Allocution
Inauguration Place Vera Leigh
22 octobre 2021
de Jacques MYARD
Membre Honoraire du Parlement
Maire de Maisons-Laffitte
Président du Cercle Nation et République
Prétextant des attaques polonaises imaginaires, la Wehrmacht agresse la Pologne, défait son armée.Les soldats allemands défilent sur les Champs Elysées.Une nuit noire tombe sur les Nations vaincues d’Europe.
Une nuit sans espoir où chaque bruit, chaque chien qui aboie annonce l’arrivée d’une traction Citroën dont les funestes occupants revêtus de manteaux de cuir noir font irruption, se saisissent avec brutalité des hommes, des femmes et même des enfants, tous emportés dans la nuit vers des destinations inconnues.
Destinations inconnues, inconnues mais certaines, ces hommes, ces femmes connaissent alors les séances de torture, les sinistres baignoires, avant la mort, fusillés dans une clairière.
La France est à genoux, la Pologne martyrisée entre Hitler et Staline tout comme la Tchécoslovaquie.
La vie se fait au jour le jour, sans projet du lendemain.
Mais quelques hommes, une poignée d’abord relèvent la tête au péril de leur vie.
Un homme coupe les fils du téléphone d’une base de la Luftwaffe ; il est fusillé. D’autres patriotes abattent des soldats allemands, provoquant de terribles représailles sur des otages pris au hasard.
Seule l’Angleterre résiste, sous la conduite de l’inflexible Winston Churchill :
« We shall fight on the beaches, we shall fight on the landing grounds, we shall fight in the fields and in the streets, we shall fight in the hills, we shall never surrender ».

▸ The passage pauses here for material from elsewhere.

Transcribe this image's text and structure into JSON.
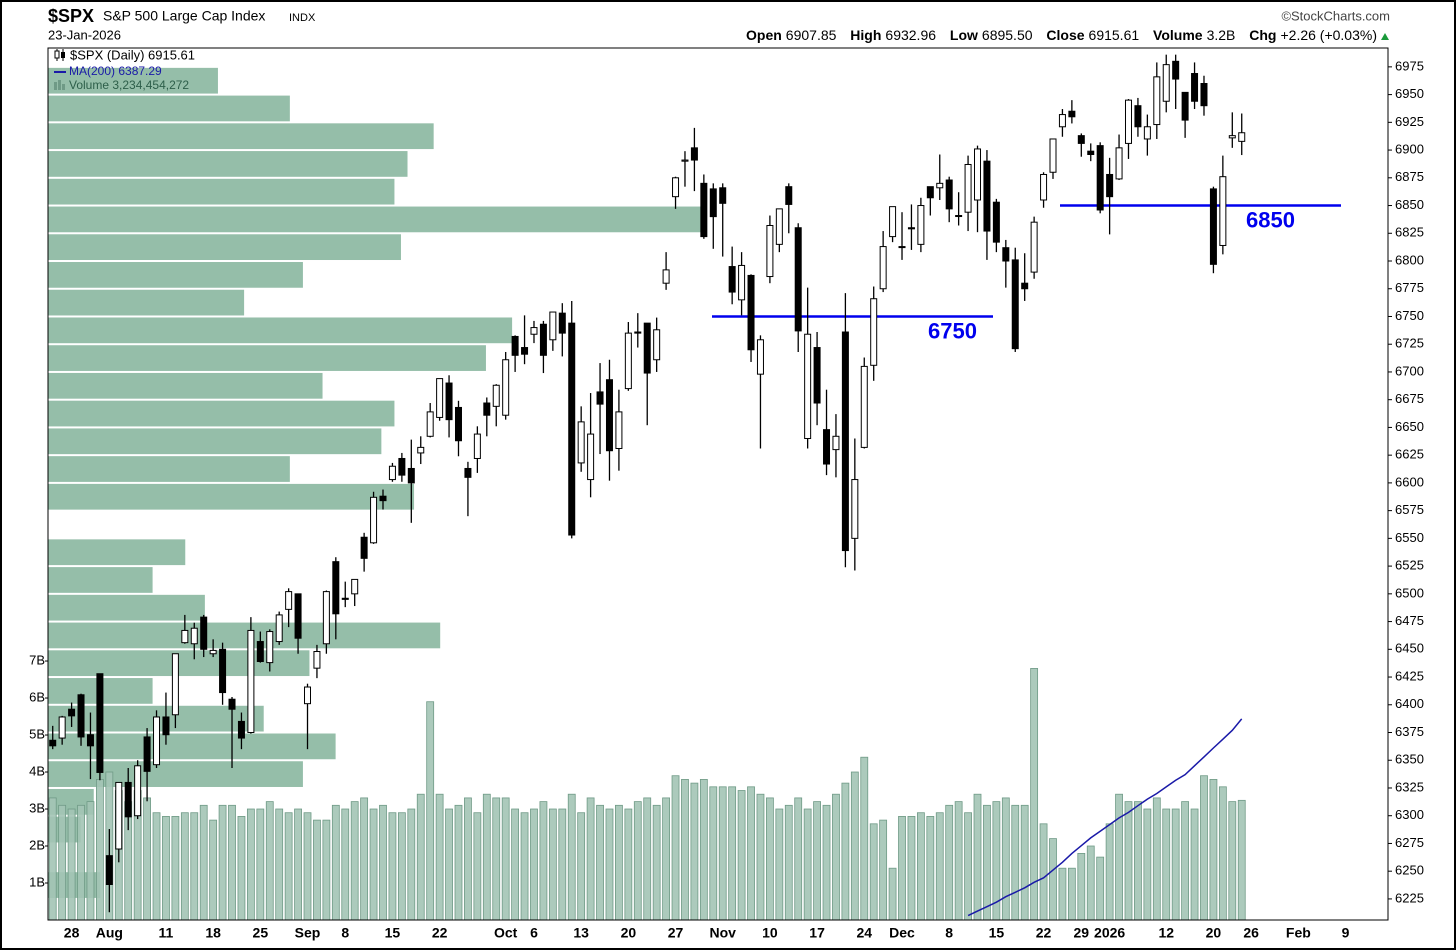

Nous nous battrons sur les plages, nous nous battrons sur les lieux de débarquement, nous nous battrons dans les champs et dans les rues, nous nous battrons dans les collines, nous ne nous rendrons jamais ».
W. Churchill aux Communes, le 4 juin 1940.

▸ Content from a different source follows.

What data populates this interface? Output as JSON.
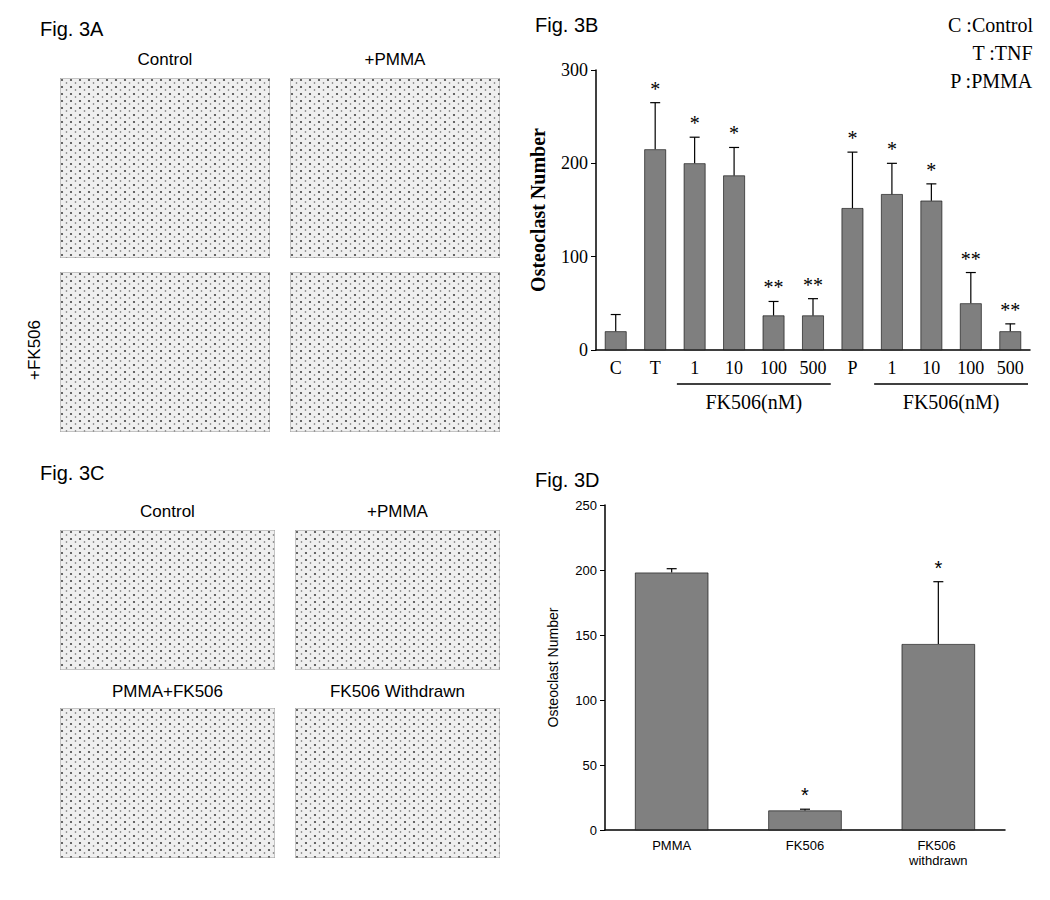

Le 11 juillet 1940, à Londres, réunion de Churchill, Halifax, Chamberlain et Attlee.
Neville Chamberlain reçoit la mission de créer un nouveau service d’action.
Le 16 juillet Winston Churchill reçoit Hugh Dalton et le nomme à la tête d’un nouveau service, le Special Operations Executive, le SOE. Sa mission, mettre le feu à l’Europe occupée ; « And now set Europe ablaze » résume Churchill.
La mission du SOE est la subversion, la destruction, le sabotage, l’assassinat dont le plus célèbre est l’opération Antropoid qui a éliminé le SS Reinhard Heydrich à Prague le 27 mai 1942.
Le recrutement des agents du SOE fait l’objet d’une sélection rigoureuse, ils sont plus de 13000.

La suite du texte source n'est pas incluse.